Square, Inc.: A Winning Playbook for Data & Analytics Monetization
Founded in 2009 by Jack Dorsey (co-Founder of Twitter) and Jim MicKelvey, Square, Inc. (“Square”) first started as a POS solution for small and medium sized businesses. The payment solution allowed merchants to use a small square-shaped attachment in conjunction with their mobile phones or tablets in order to accept credit card payments from consumers. This innovation brought millions of transactions that otherwise would have been completed with cash into the digital realm, unlocking a wealth of data.
Using Data for Value Creation
Square has since expanded into several different service offerings that leverage its largest asset: data. These include merchant analytics, CRM tools, and inventory management. Square employs machine learning and data analytics to provide value to its customers across these segments in the following ways:
Point of Sale Business: Square continuously improves its core service offering by using its transaction data to predict fraud, which the company believes it can do more accurately than competitors. Because of this, Square is able to pay merchants much faster than they would be paid otherwise. Typically, Square pays merchants cash the next day, whereas a typical credit card transaction will take several days. In addition, Square’s fraud prediction capabilities allow it to instantly approve new merchants, so that merchants can instantly begin accepting payments once they activate a device for the first time. Square believes that its fraud prediction capabilities are its biggest innovation and is a sustaining advantage over competitors.
Analytics Dashboard: After finding success in the POS arena, Square launched a dashboard product to expose the rich transaction data it had been accumulating since inception. Square helps merchants interpret their data by surfacing their transaction data in a dashboard that is intuitive and actionable. It is available on desktop and mobile devices. Merchants can easily dissect their data to extract what their best performing categories are (gross margin and inventory management) and do things like determine which days of the week or times of day they tend to sell the most items (see figures below). Further, the company employs machine learning to provide recommendations for growth derived from transaction level data (e.g., consumers typically buy coffee along with a bagel in your store, try offering discounted bagels to boost coffee sales).

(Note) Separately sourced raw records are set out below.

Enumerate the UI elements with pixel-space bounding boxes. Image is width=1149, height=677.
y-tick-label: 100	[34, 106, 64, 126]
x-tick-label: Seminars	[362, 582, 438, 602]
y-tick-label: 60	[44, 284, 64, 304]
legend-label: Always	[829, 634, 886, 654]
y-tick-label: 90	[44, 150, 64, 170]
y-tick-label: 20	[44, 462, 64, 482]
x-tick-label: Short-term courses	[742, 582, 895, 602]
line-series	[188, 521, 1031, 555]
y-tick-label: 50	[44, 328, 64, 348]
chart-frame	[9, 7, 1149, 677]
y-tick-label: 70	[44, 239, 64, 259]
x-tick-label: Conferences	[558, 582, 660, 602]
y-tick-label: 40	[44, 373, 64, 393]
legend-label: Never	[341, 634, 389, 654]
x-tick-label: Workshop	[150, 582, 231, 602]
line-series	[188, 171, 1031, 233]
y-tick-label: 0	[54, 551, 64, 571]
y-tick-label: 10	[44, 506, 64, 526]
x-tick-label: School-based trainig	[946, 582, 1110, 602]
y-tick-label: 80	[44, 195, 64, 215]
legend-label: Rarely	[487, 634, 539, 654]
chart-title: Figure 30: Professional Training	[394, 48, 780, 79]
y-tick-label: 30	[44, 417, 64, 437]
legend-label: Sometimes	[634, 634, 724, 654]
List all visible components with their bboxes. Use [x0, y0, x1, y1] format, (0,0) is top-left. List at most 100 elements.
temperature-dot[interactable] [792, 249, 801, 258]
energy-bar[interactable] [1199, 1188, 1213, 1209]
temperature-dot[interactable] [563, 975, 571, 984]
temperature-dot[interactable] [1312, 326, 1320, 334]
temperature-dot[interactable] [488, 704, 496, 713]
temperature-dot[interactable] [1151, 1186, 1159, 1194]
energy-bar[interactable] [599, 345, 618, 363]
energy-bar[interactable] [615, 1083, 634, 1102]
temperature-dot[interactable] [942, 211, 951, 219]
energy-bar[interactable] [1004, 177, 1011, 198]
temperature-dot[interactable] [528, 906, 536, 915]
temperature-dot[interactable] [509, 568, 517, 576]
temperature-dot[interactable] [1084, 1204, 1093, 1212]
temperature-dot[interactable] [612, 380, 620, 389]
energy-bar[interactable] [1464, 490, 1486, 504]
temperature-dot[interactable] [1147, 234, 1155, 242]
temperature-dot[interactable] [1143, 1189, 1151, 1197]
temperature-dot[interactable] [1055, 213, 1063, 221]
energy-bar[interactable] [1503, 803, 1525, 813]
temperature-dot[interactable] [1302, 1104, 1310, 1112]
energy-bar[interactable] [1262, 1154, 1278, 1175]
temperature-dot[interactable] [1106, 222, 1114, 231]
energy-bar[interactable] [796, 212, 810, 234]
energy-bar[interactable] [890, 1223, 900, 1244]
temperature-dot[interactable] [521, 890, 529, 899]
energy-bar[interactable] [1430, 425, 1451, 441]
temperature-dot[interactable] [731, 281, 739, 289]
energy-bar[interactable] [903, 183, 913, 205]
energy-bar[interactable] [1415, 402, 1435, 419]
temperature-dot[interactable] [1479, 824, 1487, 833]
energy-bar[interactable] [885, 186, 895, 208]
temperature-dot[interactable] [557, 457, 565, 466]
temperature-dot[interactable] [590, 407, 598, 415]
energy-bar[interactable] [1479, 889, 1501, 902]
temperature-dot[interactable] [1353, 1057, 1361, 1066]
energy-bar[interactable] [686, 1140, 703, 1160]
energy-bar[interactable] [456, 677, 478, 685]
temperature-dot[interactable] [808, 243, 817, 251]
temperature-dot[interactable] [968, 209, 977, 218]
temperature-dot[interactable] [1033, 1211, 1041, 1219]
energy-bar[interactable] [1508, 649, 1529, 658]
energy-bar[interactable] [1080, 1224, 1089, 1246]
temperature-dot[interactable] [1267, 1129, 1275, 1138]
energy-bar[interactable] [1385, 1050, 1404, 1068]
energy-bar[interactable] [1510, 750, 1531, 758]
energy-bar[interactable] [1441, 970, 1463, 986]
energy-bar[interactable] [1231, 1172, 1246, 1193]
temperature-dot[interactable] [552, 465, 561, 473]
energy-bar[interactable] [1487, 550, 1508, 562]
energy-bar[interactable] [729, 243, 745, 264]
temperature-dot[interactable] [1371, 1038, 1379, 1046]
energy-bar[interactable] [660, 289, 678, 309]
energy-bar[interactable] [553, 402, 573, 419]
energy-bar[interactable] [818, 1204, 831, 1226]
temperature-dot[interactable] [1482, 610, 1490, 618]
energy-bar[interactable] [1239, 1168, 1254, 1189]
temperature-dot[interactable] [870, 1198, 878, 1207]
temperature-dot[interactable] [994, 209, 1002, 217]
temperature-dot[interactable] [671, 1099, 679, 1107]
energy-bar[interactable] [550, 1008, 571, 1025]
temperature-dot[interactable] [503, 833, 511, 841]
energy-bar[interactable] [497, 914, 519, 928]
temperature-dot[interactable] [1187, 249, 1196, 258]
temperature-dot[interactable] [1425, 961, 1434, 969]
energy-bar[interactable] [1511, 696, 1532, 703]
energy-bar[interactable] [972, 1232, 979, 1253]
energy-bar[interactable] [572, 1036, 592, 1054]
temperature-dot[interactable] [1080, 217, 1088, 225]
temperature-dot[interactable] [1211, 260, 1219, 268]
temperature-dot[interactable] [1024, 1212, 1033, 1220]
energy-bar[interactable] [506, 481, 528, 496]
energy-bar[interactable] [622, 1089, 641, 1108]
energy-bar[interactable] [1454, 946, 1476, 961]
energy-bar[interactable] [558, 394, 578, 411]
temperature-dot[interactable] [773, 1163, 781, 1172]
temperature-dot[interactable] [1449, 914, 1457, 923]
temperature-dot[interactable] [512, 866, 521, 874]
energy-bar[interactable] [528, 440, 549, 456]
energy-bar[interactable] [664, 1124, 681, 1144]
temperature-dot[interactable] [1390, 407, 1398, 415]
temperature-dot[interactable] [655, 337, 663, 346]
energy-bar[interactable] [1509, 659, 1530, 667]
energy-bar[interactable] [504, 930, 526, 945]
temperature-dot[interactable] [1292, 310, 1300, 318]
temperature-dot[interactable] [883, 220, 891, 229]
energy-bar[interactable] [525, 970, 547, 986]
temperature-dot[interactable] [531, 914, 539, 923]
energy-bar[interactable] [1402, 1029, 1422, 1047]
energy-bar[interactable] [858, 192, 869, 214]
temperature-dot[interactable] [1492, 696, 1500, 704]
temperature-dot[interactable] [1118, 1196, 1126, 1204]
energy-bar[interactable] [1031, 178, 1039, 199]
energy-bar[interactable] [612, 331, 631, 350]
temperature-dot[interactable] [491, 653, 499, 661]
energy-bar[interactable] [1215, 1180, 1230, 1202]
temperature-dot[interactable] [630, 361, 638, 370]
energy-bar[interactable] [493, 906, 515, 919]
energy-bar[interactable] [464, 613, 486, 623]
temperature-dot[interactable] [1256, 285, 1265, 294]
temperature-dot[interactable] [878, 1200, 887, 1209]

Square Capital: More recently, Square has entered the financing business, offering loans to its thousands of merchants. Many of these merchants are too small or too risky for traditional loans, but Square is able to leverage its transaction data to get a real time estimate of their solvency and lend to the merchants that it deems creditworthy. Moreover, Square can make an accurate assessment of a merchant’s credit quality before a traditional lender. This is a strong way to leverage their data assets, and they plan to extend hundreds of millions of loans in doing so.
CRM Tools: SMBs are often not sophisticated enough and typically do not have the time to maintain a CRM or track customer level data. Square maintains customer data at the transaction level, and provides its merchant customers (for a subscription fee) a real time analysis on their customers, allowing businesses to determine who their best customers are and how to engage them. Square will also manage analytics around customer engagement and outreach.
Square captures value exclusively from the merchant side, not from the end consumer. The company charges 2.75% per transaction for the POS system and an unbundled subscription fee for the other value added services: CRM, Inventory Management, etc. However, the analytics dashboard is included free for users of the POS system. Square uses its elegant analytics dashboards as a leg up over emerging competition that has come in at a lower price point (i.e. charging less than 2.75% per transaction).
Challenges and Opportunities
Square has overcome a large challenge to get where it is today: the company completed the technical feat of bringing millions of transactions online and triangulating this data with social and other publicly available data. Square leveraged this data to develop sophisticated fraud prediction techniques, which enabled the company to pay merchants much faster than alternatives. Further, it empowered merchants to user their own data to make smart operational decisions and help themselves grow. Last, it leveraged data to open up new lines of business such as Square Capital. Each step the business has taken has been a logical one that continues to leverage and reinforce the company’s data. Going forward, the company may target opportunities such as data aggregation (e.g., foot traffic analysis, industry analysis) and consumer product recommendations (similar to amazon recommendations) but for SMBs.